Saunders-Hastings Patrick, Hayes Bryson Quinn, Smith Robert, Krewski Daniel
University of Ottawa, McLaughlin Centre for Population Health Risk Assessment, 850 Peter Morand Crescent, Ottawa, Ontario, K1G 5Z3, Canada.
University of Ottawa, School of Epidemiology, Public Health, and Preventive Medicine, Faculty of Medicine, 451 Smyth Road, Ottawa, ON, K1H 8M5, Canada.
Infect Dis Model. 2017 Jul 5;2(3):341-352. doi: 10.1016/j.idm.2017.06.005. eCollection 2017 Aug.
Influenza pandemics emerge at irregular and unpredictable intervals to cause substantial health, economic and social burdens. Optimizing health-system response is vital to mitigating the consequences of future pandemics.
We developed a mathematical model to assess the preparedness of Canadian health systems to accommodate pandemic-related increases in patient demand. We identify vulnerable areas, assess the potential of inter-wave vaccination to mitigate impacts and evaluate the association between demographic and health-system characteristics in order to identify predictors of pandemic consequences.

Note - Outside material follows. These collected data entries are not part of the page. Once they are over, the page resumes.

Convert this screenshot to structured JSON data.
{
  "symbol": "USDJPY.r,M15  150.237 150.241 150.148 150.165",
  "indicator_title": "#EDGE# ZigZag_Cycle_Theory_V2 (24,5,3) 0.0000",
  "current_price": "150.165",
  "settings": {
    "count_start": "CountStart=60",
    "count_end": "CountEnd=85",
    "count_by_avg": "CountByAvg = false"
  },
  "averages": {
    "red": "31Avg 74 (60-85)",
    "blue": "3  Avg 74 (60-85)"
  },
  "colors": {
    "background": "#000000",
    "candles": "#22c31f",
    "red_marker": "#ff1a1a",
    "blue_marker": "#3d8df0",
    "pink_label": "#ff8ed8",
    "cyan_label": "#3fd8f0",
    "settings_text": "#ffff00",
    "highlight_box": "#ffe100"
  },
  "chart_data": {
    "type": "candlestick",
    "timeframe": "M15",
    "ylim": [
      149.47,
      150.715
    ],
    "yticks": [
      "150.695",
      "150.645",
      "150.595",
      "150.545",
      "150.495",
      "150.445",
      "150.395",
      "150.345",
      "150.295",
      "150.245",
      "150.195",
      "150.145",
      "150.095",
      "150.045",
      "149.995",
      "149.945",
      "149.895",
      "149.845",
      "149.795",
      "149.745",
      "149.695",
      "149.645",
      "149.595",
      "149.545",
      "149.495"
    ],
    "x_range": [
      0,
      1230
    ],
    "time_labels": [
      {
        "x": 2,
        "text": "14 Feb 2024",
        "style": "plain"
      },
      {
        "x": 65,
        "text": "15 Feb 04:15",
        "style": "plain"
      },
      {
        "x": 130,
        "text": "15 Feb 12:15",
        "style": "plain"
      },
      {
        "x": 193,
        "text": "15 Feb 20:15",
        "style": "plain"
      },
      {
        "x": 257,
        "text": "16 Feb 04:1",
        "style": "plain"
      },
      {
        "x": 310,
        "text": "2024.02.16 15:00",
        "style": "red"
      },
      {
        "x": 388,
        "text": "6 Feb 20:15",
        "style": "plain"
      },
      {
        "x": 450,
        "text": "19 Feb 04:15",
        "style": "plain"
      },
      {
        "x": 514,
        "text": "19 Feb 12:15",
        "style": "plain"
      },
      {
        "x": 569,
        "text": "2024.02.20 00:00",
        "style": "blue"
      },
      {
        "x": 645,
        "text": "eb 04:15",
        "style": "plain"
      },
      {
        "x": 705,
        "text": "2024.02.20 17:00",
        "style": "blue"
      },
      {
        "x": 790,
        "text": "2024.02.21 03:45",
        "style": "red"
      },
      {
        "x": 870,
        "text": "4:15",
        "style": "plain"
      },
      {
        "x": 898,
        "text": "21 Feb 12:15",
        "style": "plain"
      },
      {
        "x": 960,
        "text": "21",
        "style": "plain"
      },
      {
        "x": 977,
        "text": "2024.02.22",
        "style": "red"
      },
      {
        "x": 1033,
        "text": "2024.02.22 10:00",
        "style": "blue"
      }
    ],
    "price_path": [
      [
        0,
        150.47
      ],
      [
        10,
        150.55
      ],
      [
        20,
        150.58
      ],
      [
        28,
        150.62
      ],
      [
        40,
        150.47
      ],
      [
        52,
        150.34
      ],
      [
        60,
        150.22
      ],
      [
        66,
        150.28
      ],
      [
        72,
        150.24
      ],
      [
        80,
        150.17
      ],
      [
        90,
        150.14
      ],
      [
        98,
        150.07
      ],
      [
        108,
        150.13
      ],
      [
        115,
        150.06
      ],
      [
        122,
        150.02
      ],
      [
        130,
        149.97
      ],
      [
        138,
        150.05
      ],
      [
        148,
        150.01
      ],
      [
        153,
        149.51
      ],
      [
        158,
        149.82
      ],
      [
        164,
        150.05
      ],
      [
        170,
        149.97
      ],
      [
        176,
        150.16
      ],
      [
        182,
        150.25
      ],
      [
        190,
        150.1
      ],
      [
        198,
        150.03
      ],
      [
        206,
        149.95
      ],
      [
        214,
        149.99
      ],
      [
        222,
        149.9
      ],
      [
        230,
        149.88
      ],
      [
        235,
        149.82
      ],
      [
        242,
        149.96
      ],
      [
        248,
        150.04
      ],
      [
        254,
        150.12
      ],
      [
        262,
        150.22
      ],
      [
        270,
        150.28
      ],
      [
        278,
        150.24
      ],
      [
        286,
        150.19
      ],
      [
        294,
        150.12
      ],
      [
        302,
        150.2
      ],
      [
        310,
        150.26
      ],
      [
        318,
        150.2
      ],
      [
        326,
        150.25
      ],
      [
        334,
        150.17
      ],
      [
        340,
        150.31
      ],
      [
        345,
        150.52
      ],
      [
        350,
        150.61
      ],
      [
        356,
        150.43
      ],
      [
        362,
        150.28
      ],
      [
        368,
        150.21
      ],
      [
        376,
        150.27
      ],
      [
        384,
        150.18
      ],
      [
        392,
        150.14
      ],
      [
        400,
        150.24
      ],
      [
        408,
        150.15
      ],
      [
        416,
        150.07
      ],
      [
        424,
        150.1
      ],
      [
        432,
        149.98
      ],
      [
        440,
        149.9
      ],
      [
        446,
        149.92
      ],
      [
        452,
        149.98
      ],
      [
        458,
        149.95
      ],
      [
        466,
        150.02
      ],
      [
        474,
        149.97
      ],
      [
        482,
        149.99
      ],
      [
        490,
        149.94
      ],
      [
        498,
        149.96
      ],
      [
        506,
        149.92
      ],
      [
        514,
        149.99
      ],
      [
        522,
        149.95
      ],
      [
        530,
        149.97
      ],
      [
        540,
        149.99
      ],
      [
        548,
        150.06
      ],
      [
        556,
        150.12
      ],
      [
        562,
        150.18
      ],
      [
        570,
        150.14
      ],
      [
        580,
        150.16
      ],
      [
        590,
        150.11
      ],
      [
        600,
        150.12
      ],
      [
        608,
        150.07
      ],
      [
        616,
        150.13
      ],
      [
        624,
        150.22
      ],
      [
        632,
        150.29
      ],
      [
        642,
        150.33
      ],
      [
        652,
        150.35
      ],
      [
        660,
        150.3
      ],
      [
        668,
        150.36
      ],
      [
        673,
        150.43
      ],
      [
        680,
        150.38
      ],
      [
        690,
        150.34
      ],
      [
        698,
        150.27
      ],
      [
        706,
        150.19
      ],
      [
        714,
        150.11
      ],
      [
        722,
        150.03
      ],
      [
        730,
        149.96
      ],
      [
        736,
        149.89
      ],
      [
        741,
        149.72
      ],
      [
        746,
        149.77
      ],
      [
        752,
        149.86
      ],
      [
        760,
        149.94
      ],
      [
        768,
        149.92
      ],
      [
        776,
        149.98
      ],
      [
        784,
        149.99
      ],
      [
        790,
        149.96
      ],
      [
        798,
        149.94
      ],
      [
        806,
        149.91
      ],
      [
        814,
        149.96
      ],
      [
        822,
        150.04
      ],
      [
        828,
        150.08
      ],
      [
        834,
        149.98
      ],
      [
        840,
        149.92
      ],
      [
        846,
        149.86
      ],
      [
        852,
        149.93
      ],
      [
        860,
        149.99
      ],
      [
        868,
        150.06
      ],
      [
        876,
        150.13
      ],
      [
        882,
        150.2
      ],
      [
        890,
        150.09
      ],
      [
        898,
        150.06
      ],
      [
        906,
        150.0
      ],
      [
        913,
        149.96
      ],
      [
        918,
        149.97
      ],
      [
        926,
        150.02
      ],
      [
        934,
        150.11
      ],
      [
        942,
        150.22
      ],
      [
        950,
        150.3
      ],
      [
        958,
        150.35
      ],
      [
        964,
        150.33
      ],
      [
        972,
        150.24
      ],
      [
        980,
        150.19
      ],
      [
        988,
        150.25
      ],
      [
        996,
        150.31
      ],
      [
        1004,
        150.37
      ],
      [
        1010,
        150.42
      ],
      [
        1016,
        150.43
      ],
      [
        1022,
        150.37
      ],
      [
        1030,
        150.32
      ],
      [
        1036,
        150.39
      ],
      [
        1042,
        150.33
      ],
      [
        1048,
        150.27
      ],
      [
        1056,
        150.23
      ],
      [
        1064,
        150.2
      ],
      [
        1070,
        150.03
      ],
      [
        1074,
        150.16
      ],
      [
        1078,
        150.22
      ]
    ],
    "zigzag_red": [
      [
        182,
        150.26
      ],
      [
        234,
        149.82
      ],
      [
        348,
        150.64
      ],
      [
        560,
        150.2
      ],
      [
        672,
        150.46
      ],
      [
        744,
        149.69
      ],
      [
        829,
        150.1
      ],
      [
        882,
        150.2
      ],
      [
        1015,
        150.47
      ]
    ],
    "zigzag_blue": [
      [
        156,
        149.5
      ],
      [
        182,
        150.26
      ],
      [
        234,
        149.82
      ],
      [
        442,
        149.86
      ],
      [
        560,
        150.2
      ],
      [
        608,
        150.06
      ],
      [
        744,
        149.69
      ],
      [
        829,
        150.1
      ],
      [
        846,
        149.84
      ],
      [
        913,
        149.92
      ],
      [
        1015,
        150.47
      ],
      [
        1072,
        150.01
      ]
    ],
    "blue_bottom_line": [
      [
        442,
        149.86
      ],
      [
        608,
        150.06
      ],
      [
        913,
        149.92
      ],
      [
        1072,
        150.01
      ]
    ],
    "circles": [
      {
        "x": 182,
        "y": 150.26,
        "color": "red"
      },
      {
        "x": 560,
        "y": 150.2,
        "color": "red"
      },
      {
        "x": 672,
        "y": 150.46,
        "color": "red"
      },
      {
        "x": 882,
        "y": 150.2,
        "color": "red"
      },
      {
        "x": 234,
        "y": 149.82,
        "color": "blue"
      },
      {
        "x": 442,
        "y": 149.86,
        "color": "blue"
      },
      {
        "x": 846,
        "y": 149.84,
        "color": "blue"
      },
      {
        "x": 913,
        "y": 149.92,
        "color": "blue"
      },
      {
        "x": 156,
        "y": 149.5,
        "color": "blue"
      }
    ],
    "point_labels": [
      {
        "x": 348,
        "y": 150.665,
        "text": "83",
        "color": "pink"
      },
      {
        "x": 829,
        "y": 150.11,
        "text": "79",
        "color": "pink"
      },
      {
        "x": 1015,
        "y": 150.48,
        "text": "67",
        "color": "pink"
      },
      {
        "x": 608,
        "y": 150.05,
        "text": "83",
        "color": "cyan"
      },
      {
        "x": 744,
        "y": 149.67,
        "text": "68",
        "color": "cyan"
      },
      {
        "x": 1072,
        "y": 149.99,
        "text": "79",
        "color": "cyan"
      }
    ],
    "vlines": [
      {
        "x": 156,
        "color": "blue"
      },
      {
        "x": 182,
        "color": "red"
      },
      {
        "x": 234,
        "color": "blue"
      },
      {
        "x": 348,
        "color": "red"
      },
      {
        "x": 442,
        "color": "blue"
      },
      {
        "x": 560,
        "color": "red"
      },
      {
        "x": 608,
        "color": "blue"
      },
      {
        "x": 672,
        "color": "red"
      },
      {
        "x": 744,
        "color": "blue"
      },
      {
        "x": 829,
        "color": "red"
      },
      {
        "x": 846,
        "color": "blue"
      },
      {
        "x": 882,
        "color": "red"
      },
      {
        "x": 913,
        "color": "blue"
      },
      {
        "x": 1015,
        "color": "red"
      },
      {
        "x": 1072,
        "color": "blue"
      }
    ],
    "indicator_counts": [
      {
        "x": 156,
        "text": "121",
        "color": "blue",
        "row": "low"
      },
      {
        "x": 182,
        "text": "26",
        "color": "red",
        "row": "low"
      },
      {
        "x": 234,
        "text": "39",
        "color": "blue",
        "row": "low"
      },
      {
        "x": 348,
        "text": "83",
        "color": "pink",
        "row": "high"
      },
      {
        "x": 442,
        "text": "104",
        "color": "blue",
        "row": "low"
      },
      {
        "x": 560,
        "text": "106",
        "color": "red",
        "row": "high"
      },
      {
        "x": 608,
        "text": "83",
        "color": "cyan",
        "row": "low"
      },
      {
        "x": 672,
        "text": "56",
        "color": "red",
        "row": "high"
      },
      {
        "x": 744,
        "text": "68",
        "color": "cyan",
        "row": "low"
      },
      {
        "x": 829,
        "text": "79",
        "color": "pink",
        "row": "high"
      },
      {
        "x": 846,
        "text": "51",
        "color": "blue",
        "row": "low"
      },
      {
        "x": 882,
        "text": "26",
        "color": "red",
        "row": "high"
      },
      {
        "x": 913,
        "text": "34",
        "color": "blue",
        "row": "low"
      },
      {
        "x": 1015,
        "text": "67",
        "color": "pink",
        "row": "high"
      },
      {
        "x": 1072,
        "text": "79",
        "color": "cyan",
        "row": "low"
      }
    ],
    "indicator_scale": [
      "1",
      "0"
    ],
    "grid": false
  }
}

Modelled average attack rates were 23.7-37.2% with no intervention and 2.5-6.4% with pre-vaccination. Peak acute-care demand was 7.5-19.5% of capacity with no intervention and 0.6-2.6% with pre-vaccination. The peak ICU demand was 39.3-101.8% with no intervention and 2.9-13.3% with pre-vaccination. Total mortality was 2258-7944 with no intervention and 88-472 with pre-vaccination. Regions of Southern Ontario were identified as most vulnerable to surges in patient demand. The strongest predictors of peak acute-care demand and ICU demand were acute-care bed capacity (R = -0.8697; r = 0.7564) and ICU bed capacity (R = -0.8151; r = 0.6644), respectively. Demographic characteristics had mild associations with predicted pandemic consequences.
Inter-wave vaccination provided adequate acute-care resource protection under all scenarios; ICU resource adequacy was protected under mild disease assumptions, but moderate and severe diseases caused demand to exceed expected availability in 21% and 49% of study areas, respectively. Our study informs priority vaccine distribution strategies for pandemic planning, emphasizing the need for targeted early vaccine distribution to high-risk individuals and areas.
流感大流行不定期且不可预测地出现,造成巨大的健康、经济和社会负担。优化卫生系统应对措施对于减轻未来大流行的后果至关重要。
我们开发了一个数学模型,以评估加拿大卫生系统应对大流行相关患者需求增加的准备情况。我们确定脆弱领域,评估波间疫苗接种减轻影响的潜力,并评估人口和卫生系统特征之间的关联,以确定大流行后果的预测因素。
在无干预情况下,模拟的平均感染率为23.7%-37.2%,接种疫苗前为2.5%-6.4%。无干预时,急性护理需求峰值为容量的7.5%-19.5%,接种疫苗前为0.6%-2.6%。无干预时,重症监护病房需求峰值为39.3%-101.8%,接种疫苗前为2.9%-13.3%。无干预时总死亡人数为2258-7944人,接种疫苗前为88-472人。安大略省南部地区被确定为最易受患者需求激增影响的地区。急性护理需求峰值和重症监护病房需求的最强预测因素分别是急性护理床位容量(R = -0.8697;r = 0.7564)和重症监护病房床位容量(R = -0.8151;r = 0.6644)。人口特征与预测的大流行后果有轻微关联。
波间疫苗接种在所有情况下都提供了足够的急性护理资源保护;在轻度疾病假设下,重症监护病房资源充足得到保护,但在中度和重度疾病情况下,分别有21%和49%的研究区域需求超过预期可利用量。我们的研究为大流行规划的优先疫苗分配策略提供了信息,强调需要有针对性地尽早向高危个人和地区分配疫苗。